12 Jan 24

Zoea has used a program optimisation technique called partial evaluation to produce many additional variants of its knowledge sources - specialised for different instruction subsets. This improves Zoea runtime performance by over an order of magnitude.

Zoea is an AI that generates code directly from a set of test cases. This is accomplished using a blackboard architecture that integrates a large number of autonomous experts (or knowledge sources). Each expert encodes a different aspect of software development or programming language knowledge. Experts are triggered by blackboard activations which identify a knowledge source, a synthetic test case and an instruction set. The ability to specify a custom instruction set for every problem has existed in Zoea since the outset. Thus, knowledge sources can utilise the complete instruction set or any subset.

The biggest challenge facing Zoea and similar systems is the combinatorial explosion. There are a vast number of possible programs and this grows exponentially as program size increases. In response, Zoea has developed a unique technology that can predict the required subset of instructions for almost any problem, and do so in a relatively small number of attempts. This can reduce the number of candidate solutions that need to be considered by over 40 orders of magnitude. Informally, we call this approach 'instruction subsets'.

The ability to specify a custom instruction set for each knowledge source made the implementation the instruction subset approach in Zoea a trivial exercise. All we had to do was to generate many activations for each knowledge source, where each one has a different subset of instructions. This is how the first iteration of instruction subsets was implemented and it works very nicely. Instruction subsets dramatically reduce the size of the search space but the knowledge sources themselves still operate at the same speed.

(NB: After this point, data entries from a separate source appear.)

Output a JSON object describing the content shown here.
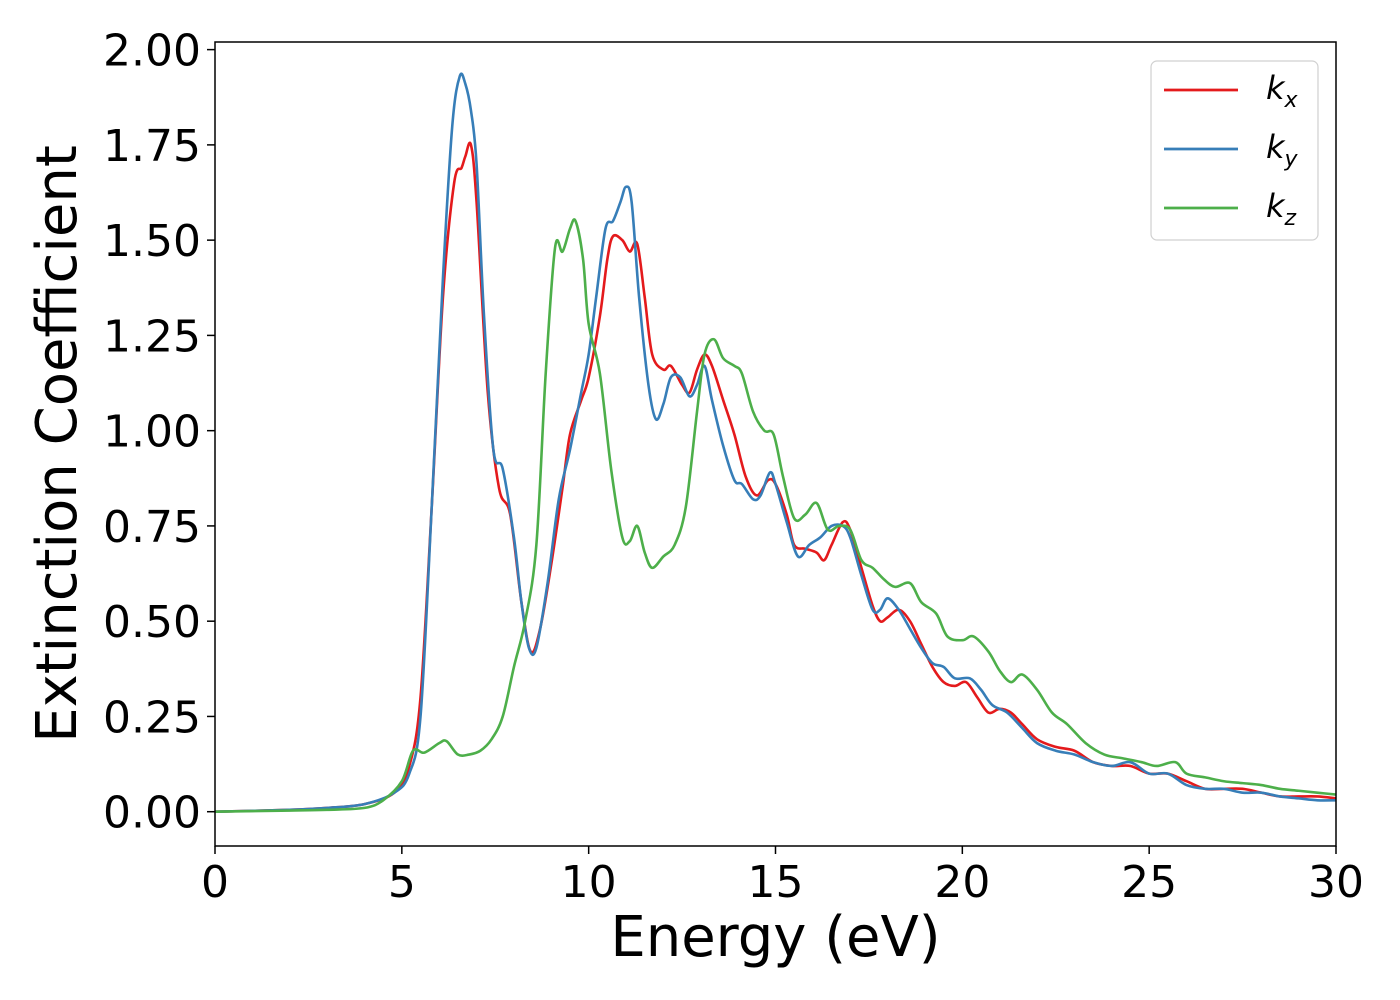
{
  "chart_data": {
    "type": "line",
    "xlabel": "Energy (eV)",
    "ylabel": "Extinction Coefficient",
    "xlim": [
      0,
      30
    ],
    "ylim": [
      -0.09,
      2.02
    ],
    "x_ticks": [
      0,
      5,
      10,
      15,
      20,
      25,
      30
    ],
    "x_tick_labels": [
      "0",
      "5",
      "10",
      "15",
      "20",
      "25",
      "30"
    ],
    "y_ticks": [
      0,
      0.25,
      0.5,
      0.75,
      1.0,
      1.25,
      1.5,
      1.75,
      2.0
    ],
    "y_tick_labels": [
      "0.00",
      "0.25",
      "0.50",
      "0.75",
      "1.00",
      "1.25",
      "1.50",
      "1.75",
      "2.00"
    ],
    "grid": false,
    "legend_position": "top-right",
    "series": [
      {
        "name": "k_x",
        "label_base": "k",
        "label_sub": "x",
        "color": "#e41a1c",
        "points": [
          [
            0,
            0
          ],
          [
            2,
            0.005
          ],
          [
            3,
            0.01
          ],
          [
            4,
            0.02
          ],
          [
            4.8,
            0.05
          ],
          [
            5.2,
            0.12
          ],
          [
            5.5,
            0.3
          ],
          [
            5.8,
            0.8
          ],
          [
            6.1,
            1.35
          ],
          [
            6.4,
            1.65
          ],
          [
            6.6,
            1.69
          ],
          [
            6.7,
            1.72
          ],
          [
            6.85,
            1.75
          ],
          [
            7.0,
            1.6
          ],
          [
            7.3,
            1.1
          ],
          [
            7.6,
            0.85
          ],
          [
            7.9,
            0.78
          ],
          [
            8.2,
            0.55
          ],
          [
            8.45,
            0.42
          ],
          [
            8.7,
            0.48
          ],
          [
            9.0,
            0.65
          ],
          [
            9.3,
            0.85
          ],
          [
            9.5,
            0.99
          ],
          [
            9.8,
            1.08
          ],
          [
            10.0,
            1.14
          ],
          [
            10.3,
            1.3
          ],
          [
            10.5,
            1.45
          ],
          [
            10.65,
            1.51
          ],
          [
            10.9,
            1.5
          ],
          [
            11.1,
            1.47
          ],
          [
            11.3,
            1.49
          ],
          [
            11.5,
            1.35
          ],
          [
            11.7,
            1.2
          ],
          [
            12.0,
            1.16
          ],
          [
            12.2,
            1.17
          ],
          [
            12.5,
            1.12
          ],
          [
            12.7,
            1.1
          ],
          [
            12.9,
            1.16
          ],
          [
            13.1,
            1.2
          ],
          [
            13.3,
            1.17
          ],
          [
            13.6,
            1.08
          ],
          [
            13.9,
            0.99
          ],
          [
            14.2,
            0.88
          ],
          [
            14.5,
            0.83
          ],
          [
            14.8,
            0.87
          ],
          [
            15.0,
            0.86
          ],
          [
            15.3,
            0.78
          ],
          [
            15.5,
            0.7
          ],
          [
            15.8,
            0.69
          ],
          [
            16.1,
            0.68
          ],
          [
            16.3,
            0.66
          ],
          [
            16.5,
            0.7
          ],
          [
            16.8,
            0.76
          ],
          [
            17.0,
            0.74
          ],
          [
            17.3,
            0.64
          ],
          [
            17.6,
            0.54
          ],
          [
            17.8,
            0.5
          ],
          [
            18.0,
            0.51
          ],
          [
            18.3,
            0.53
          ],
          [
            18.6,
            0.5
          ],
          [
            18.9,
            0.44
          ],
          [
            19.2,
            0.38
          ],
          [
            19.5,
            0.34
          ],
          [
            19.8,
            0.33
          ],
          [
            20.1,
            0.34
          ],
          [
            20.4,
            0.3
          ],
          [
            20.7,
            0.26
          ],
          [
            21.0,
            0.27
          ],
          [
            21.3,
            0.26
          ],
          [
            21.6,
            0.23
          ],
          [
            22.0,
            0.19
          ],
          [
            22.5,
            0.17
          ],
          [
            23.0,
            0.16
          ],
          [
            23.5,
            0.13
          ],
          [
            24.0,
            0.12
          ],
          [
            24.5,
            0.12
          ],
          [
            25.0,
            0.1
          ],
          [
            25.5,
            0.1
          ],
          [
            26.0,
            0.08
          ],
          [
            26.5,
            0.06
          ],
          [
            27.0,
            0.06
          ],
          [
            27.5,
            0.06
          ],
          [
            28.0,
            0.05
          ],
          [
            28.5,
            0.04
          ],
          [
            29.0,
            0.04
          ],
          [
            29.5,
            0.04
          ],
          [
            30,
            0.035
          ]
        ]
      },
      {
        "name": "k_y",
        "label_base": "k",
        "label_sub": "y",
        "color": "#377eb8",
        "points": [
          [
            0,
            0
          ],
          [
            2,
            0.005
          ],
          [
            3,
            0.01
          ],
          [
            4,
            0.02
          ],
          [
            4.8,
            0.05
          ],
          [
            5.2,
            0.1
          ],
          [
            5.5,
            0.25
          ],
          [
            5.8,
            0.8
          ],
          [
            6.1,
            1.4
          ],
          [
            6.35,
            1.8
          ],
          [
            6.55,
            1.93
          ],
          [
            6.7,
            1.91
          ],
          [
            6.85,
            1.84
          ],
          [
            7.0,
            1.7
          ],
          [
            7.2,
            1.3
          ],
          [
            7.45,
            0.95
          ],
          [
            7.7,
            0.9
          ],
          [
            8.0,
            0.72
          ],
          [
            8.2,
            0.55
          ],
          [
            8.4,
            0.43
          ],
          [
            8.6,
            0.43
          ],
          [
            8.9,
            0.6
          ],
          [
            9.2,
            0.82
          ],
          [
            9.5,
            0.95
          ],
          [
            9.8,
            1.1
          ],
          [
            10.0,
            1.2
          ],
          [
            10.2,
            1.35
          ],
          [
            10.45,
            1.53
          ],
          [
            10.65,
            1.55
          ],
          [
            10.85,
            1.6
          ],
          [
            11.0,
            1.64
          ],
          [
            11.15,
            1.6
          ],
          [
            11.35,
            1.35
          ],
          [
            11.6,
            1.12
          ],
          [
            11.8,
            1.03
          ],
          [
            12.0,
            1.07
          ],
          [
            12.2,
            1.14
          ],
          [
            12.45,
            1.14
          ],
          [
            12.7,
            1.09
          ],
          [
            12.9,
            1.12
          ],
          [
            13.1,
            1.17
          ],
          [
            13.3,
            1.08
          ],
          [
            13.6,
            0.96
          ],
          [
            13.9,
            0.87
          ],
          [
            14.1,
            0.86
          ],
          [
            14.4,
            0.82
          ],
          [
            14.6,
            0.83
          ],
          [
            14.85,
            0.89
          ],
          [
            15.0,
            0.86
          ],
          [
            15.3,
            0.76
          ],
          [
            15.6,
            0.67
          ],
          [
            15.9,
            0.7
          ],
          [
            16.2,
            0.72
          ],
          [
            16.5,
            0.75
          ],
          [
            16.8,
            0.75
          ],
          [
            17.0,
            0.72
          ],
          [
            17.3,
            0.62
          ],
          [
            17.6,
            0.53
          ],
          [
            17.8,
            0.53
          ],
          [
            18.0,
            0.56
          ],
          [
            18.3,
            0.53
          ],
          [
            18.6,
            0.48
          ],
          [
            18.9,
            0.43
          ],
          [
            19.2,
            0.39
          ],
          [
            19.5,
            0.38
          ],
          [
            19.8,
            0.35
          ],
          [
            20.2,
            0.35
          ],
          [
            20.5,
            0.32
          ],
          [
            20.8,
            0.28
          ],
          [
            21.2,
            0.26
          ],
          [
            21.6,
            0.22
          ],
          [
            22.0,
            0.18
          ],
          [
            22.5,
            0.16
          ],
          [
            23.0,
            0.15
          ],
          [
            23.5,
            0.13
          ],
          [
            24.0,
            0.12
          ],
          [
            24.5,
            0.13
          ],
          [
            25.0,
            0.1
          ],
          [
            25.5,
            0.1
          ],
          [
            26.0,
            0.07
          ],
          [
            26.5,
            0.06
          ],
          [
            27.0,
            0.06
          ],
          [
            27.5,
            0.05
          ],
          [
            28.0,
            0.05
          ],
          [
            28.5,
            0.04
          ],
          [
            29.0,
            0.035
          ],
          [
            29.5,
            0.03
          ],
          [
            30,
            0.03
          ]
        ]
      },
      {
        "name": "k_z",
        "label_base": "k",
        "label_sub": "z",
        "color": "#4daf4a",
        "points": [
          [
            0,
            0
          ],
          [
            2,
            0.003
          ],
          [
            3,
            0.005
          ],
          [
            4,
            0.01
          ],
          [
            4.5,
            0.03
          ],
          [
            5.0,
            0.08
          ],
          [
            5.3,
            0.16
          ],
          [
            5.6,
            0.155
          ],
          [
            6.0,
            0.18
          ],
          [
            6.2,
            0.185
          ],
          [
            6.5,
            0.15
          ],
          [
            6.8,
            0.15
          ],
          [
            7.1,
            0.16
          ],
          [
            7.4,
            0.19
          ],
          [
            7.7,
            0.25
          ],
          [
            8.0,
            0.38
          ],
          [
            8.3,
            0.5
          ],
          [
            8.6,
            0.7
          ],
          [
            8.85,
            1.15
          ],
          [
            9.1,
            1.48
          ],
          [
            9.3,
            1.47
          ],
          [
            9.5,
            1.53
          ],
          [
            9.65,
            1.55
          ],
          [
            9.85,
            1.45
          ],
          [
            10.0,
            1.28
          ],
          [
            10.3,
            1.15
          ],
          [
            10.6,
            0.9
          ],
          [
            10.9,
            0.72
          ],
          [
            11.1,
            0.71
          ],
          [
            11.3,
            0.75
          ],
          [
            11.5,
            0.68
          ],
          [
            11.7,
            0.64
          ],
          [
            12.0,
            0.67
          ],
          [
            12.3,
            0.7
          ],
          [
            12.6,
            0.8
          ],
          [
            12.9,
            1.05
          ],
          [
            13.1,
            1.2
          ],
          [
            13.35,
            1.24
          ],
          [
            13.6,
            1.19
          ],
          [
            13.9,
            1.17
          ],
          [
            14.1,
            1.15
          ],
          [
            14.4,
            1.05
          ],
          [
            14.7,
            1.0
          ],
          [
            14.95,
            0.99
          ],
          [
            15.2,
            0.88
          ],
          [
            15.5,
            0.77
          ],
          [
            15.8,
            0.78
          ],
          [
            16.1,
            0.81
          ],
          [
            16.4,
            0.74
          ],
          [
            16.7,
            0.75
          ],
          [
            17.0,
            0.74
          ],
          [
            17.3,
            0.66
          ],
          [
            17.6,
            0.64
          ],
          [
            17.9,
            0.61
          ],
          [
            18.2,
            0.59
          ],
          [
            18.6,
            0.6
          ],
          [
            18.9,
            0.55
          ],
          [
            19.3,
            0.52
          ],
          [
            19.6,
            0.46
          ],
          [
            20.0,
            0.45
          ],
          [
            20.3,
            0.46
          ],
          [
            20.7,
            0.42
          ],
          [
            21.0,
            0.37
          ],
          [
            21.3,
            0.34
          ],
          [
            21.6,
            0.36
          ],
          [
            22.0,
            0.32
          ],
          [
            22.4,
            0.26
          ],
          [
            22.8,
            0.23
          ],
          [
            23.3,
            0.18
          ],
          [
            23.8,
            0.15
          ],
          [
            24.3,
            0.14
          ],
          [
            24.8,
            0.13
          ],
          [
            25.2,
            0.12
          ],
          [
            25.7,
            0.13
          ],
          [
            26.0,
            0.1
          ],
          [
            26.5,
            0.09
          ],
          [
            27.0,
            0.08
          ],
          [
            27.5,
            0.075
          ],
          [
            28.0,
            0.07
          ],
          [
            28.5,
            0.06
          ],
          [
            29.0,
            0.055
          ],
          [
            29.5,
            0.05
          ],
          [
            30,
            0.045
          ]
        ]
      }
    ]
  }
}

At the same time, it is worth noting that the ability to specify an instruction subset for each knowledge source was originally put in place to support situations where the instruction set is formulated at runtime. In such cases the instruction subset that we will use is unknown until shortly before the knowledge source is activated. However, with the instruction subset approach - as it is currently formulated - we know well in advance exactly what subsets we will be using. This provides the opportunity for a significant performance improvement - by specialising the knowledge sources.

Different knowledge sources use custom instruction sets in different ways. However, in general terms, there is often some code and data relating to different instructions together with additional logic to handle their inclusion or exclusion. For example, some knowledge sources include the equivalent of a large switch statement that acts as a dispatcher for all of the instructions. This is a relatively expensive operation that occurs in a very hot code path - i.e. one that is executed a very large number of times. If the set of instructions for a given activation is already known, then much of this work is effectively redundant.

Partial evaluation is a program optimisation technique that transforms a piece of code at compile time based on pre-knowledge of some of the input values. In effect, the program is partially executed in advance - to the extent that the known input values allow. For example, some of the variables in the code can be replaced by any corresponding known values. This in turn can ossify the results of conditional expressions, possibly resulting in the complete removal of some code blocks, and so on. What we end up with is a different - often smaller - version of the input program that has been 'specialised' for the particular values of the input variables. Frequently, this specialised program is more efficient than the original code.

At the end of the day a Zoea knowledge source is a piece of code that takes a synthetic test case and an instruction set as inputs. We can therefore specialise any knowledge source with respect to a particular instruction subset. Depending on the subset size there can be hundreds or thousands of instruction subsets in a given family. This means that we will produce the same number of specialised knowledge source variants - one for each instruction subset. At runtime, the same number of activations is required - except that each one now targets a different knowledge source variant, rather than the same knowledge source with different instruction subsets.

Zoea knowledge sources are fairly small and have a well defined structure. This means that a very simple specialiser is sufficient to partially evaluate knowledge sources with respect to instruction subsets. The resulting code represents the second iteration of the implementation of instruction subsets in Zoea.

The Zoea codebase now includes a large number of automatically generated knowledge source variants - comprising over 5 million additional lines of code. More importantly, partial evaluation has improved knowledge source runtime performance by over an order of magnitude.